Ко второй половине VII в. относится несколько небезынтересных медицинских записей в «Нихонги». В 655 г. в стране прошла эпидемия оспы (хроника упоминает рябины от оспы), во время болезни Тэнти (661–671) вокруг его ложа собралось 126 врачей (!), в 675 г. во вновь открытом училище создан аптечный отдел. В 676 г. преподаватели учения инь-ян и иноземных лекарств в училище и в школах читали лекции по фармацевтике. В 686 г. личный врач императора, выходец из Пэкче по имени Ок Ин, получил титул «короля врачей».
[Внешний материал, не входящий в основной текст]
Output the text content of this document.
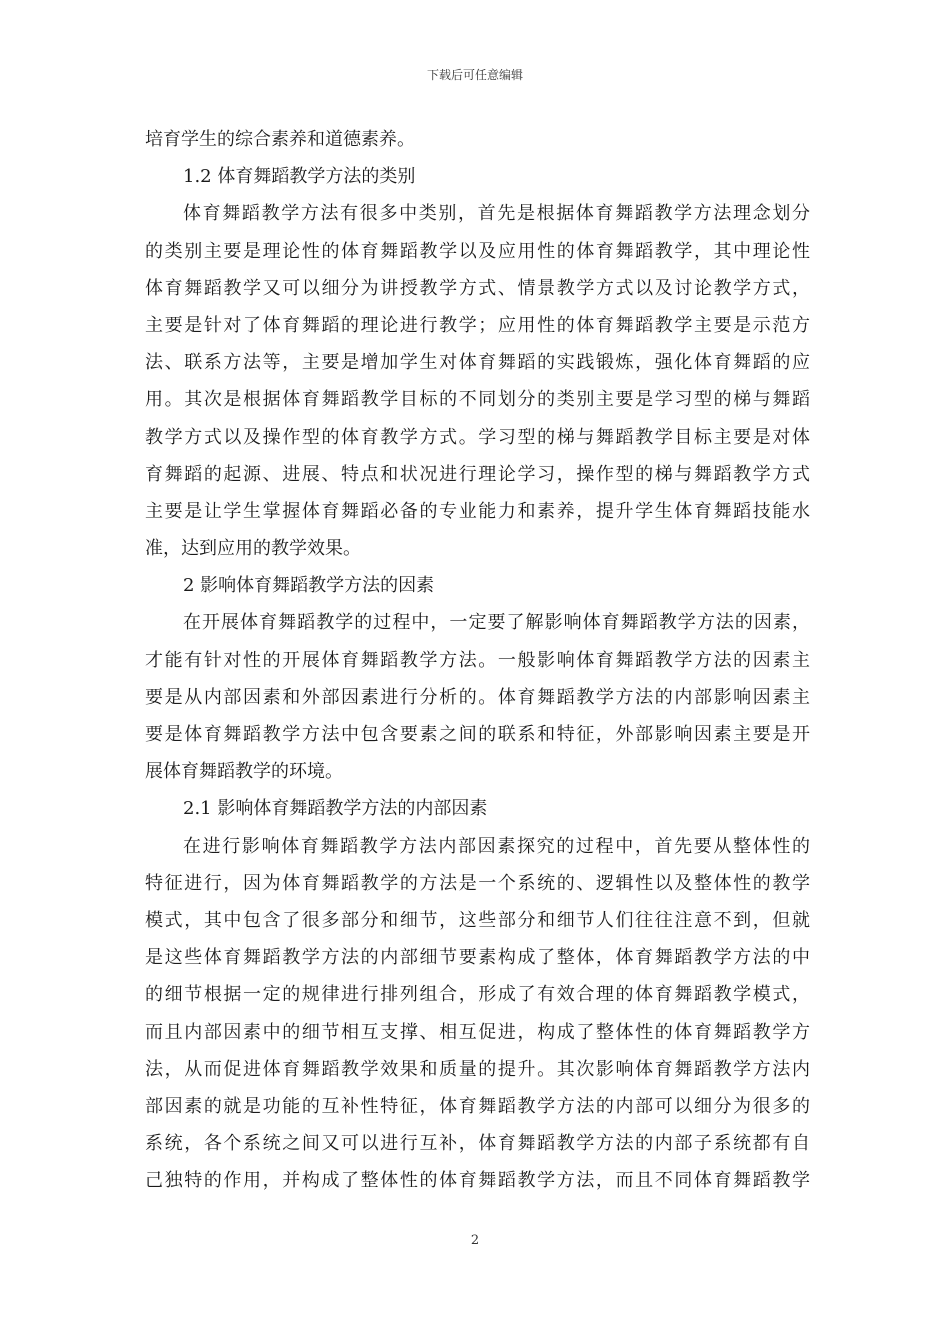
下载后可任意编辑
培育学生的综合素养和道德素养。
1.2 体育舞蹈教学方法的类别
体育舞蹈教学方法有很多中类别，首先是根据体育舞蹈教学方法理念划分
的类别主要是理论性的体育舞蹈教学以及应用性的体育舞蹈教学，其中理论性
体育舞蹈教学又可以细分为讲授教学方式、情景教学方式以及讨论教学方式，
主要是针对了体育舞蹈的理论进行教学；应用性的体育舞蹈教学主要是示范方
法、联系方法等，主要是增加学生对体育舞蹈的实践锻炼，强化体育舞蹈的应
用。其次是根据体育舞蹈教学目标的不同划分的类别主要是学习型的梯与舞蹈
教学方式以及操作型的体育教学方式。学习型的梯与舞蹈教学目标主要是对体
育舞蹈的起源、进展、特点和状况进行理论学习，操作型的梯与舞蹈教学方式
主要是让学生掌握体育舞蹈必备的专业能力和素养，提升学生体育舞蹈技能水
准，达到应用的教学效果。
2 影响体育舞蹈教学方法的因素
在开展体育舞蹈教学的过程中，一定要了解影响体育舞蹈教学方法的因素，
才能有针对性的开展体育舞蹈教学方法。一般影响体育舞蹈教学方法的因素主
要是从内部因素和外部因素进行分析的。体育舞蹈教学方法的内部影响因素主
要是体育舞蹈教学方法中包含要素之间的联系和特征，外部影响因素主要是开
展体育舞蹈教学的环境。
2.1 影响体育舞蹈教学方法的内部因素
在进行影响体育舞蹈教学方法内部因素探究的过程中，首先要从整体性的
特征进行，因为体育舞蹈教学的方法是一个系统的、逻辑性以及整体性的教学
模式，其中包含了很多部分和细节，这些部分和细节人们往往注意不到，但就
是这些体育舞蹈教学方法的内部细节要素构成了整体，体育舞蹈教学方法的中
的细节根据一定的规律进行排列组合，形成了有效合理的体育舞蹈教学模式，
而且内部因素中的细节相互支撑、相互促进，构成了整体性的体育舞蹈教学方
法，从而促进体育舞蹈教学效果和质量的提升。其次影响体育舞蹈教学方法内
部因素的就是功能的互补性特征，体育舞蹈教学方法的内部可以细分为很多的
系统，各个系统之间又可以进行互补，体育舞蹈教学方法的内部子系统都有自
己独特的作用，并构成了整体性的体育舞蹈教学方法，而且不同体育舞蹈教学
2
Японские историки медицины признают существование на рубеже VII в. трех направлений: китайского, буддийского (корейского) и японского. Первое признавало две основные причины заболевания: внешнюю и внутреннюю. К внешней относились действия ветра, холода, жары, сырости, к внутренней — переутомление, радость и гнев, горе, дисгармония между инь и ян. Второе объясняло все болезни дисгармонией между четырьмя основами Вселенной: землей, водой, огнем и ветром. Третье не имело разработанной системы взглядов.

Технология

Примитивное горное дело и металлургия восходят к началу заселения Японских островов. Уже тогда жители в поисках кремня и других горных пород, пригодных для обработки, должны были производить поиски в горах, умели находить и разрабатывать нужные залежи камня, подвергали некоторые породы (яшма, гранит и пр.) весьма сложной первичной обработке. В первые века нашей эры население Японских островов должно было знать открытые разработки меди и простейшие методы ее добычи и обработки (холодная ковка и др., включая и переплавку импортных вещей). Наступление курганной эпохи в III–IV вв. знаменовало вступление в ранний железный век и, следовательно, повсеместное знакомство с железом. Но литературные данные очень скупы на этот счет, как и вообще о положении с добычей металлов в Японии до VI в. Медь, железо, золото, серебро (а чаще вещи из них) постоянно упоминаются даже в ранних книгах «Нихонги». Медь и железо названы в различных мифах, относимых к «эре богов», в частности в мифе о богине солнца. В так называемом «датированном» тексте медь (белая) впервые упомянута применительно к 3-му году правления Тюая (193 г.?). Вплоть до VI в. включительно железо как материал называется непременно среди привозных редкостей: в 46-м году правления Дзингу (246 г.?) Пэкче прислало 40 брусков, в 52-м году ее правления (252 г.?) — просто железо, в 12-м году правления Нинтоку (324 г.?) Когурё прислало железные щиты и мишени, в 516 г. Пэкче преподнесло железные топоры. Только в 642 г. японский вельможа, в свою очередь, подарил пэкчийскому железные бруски — целых 20. В одном из курганов в преф. Нара оказалось 872 таких бруска разного размера [Nishio, 1913].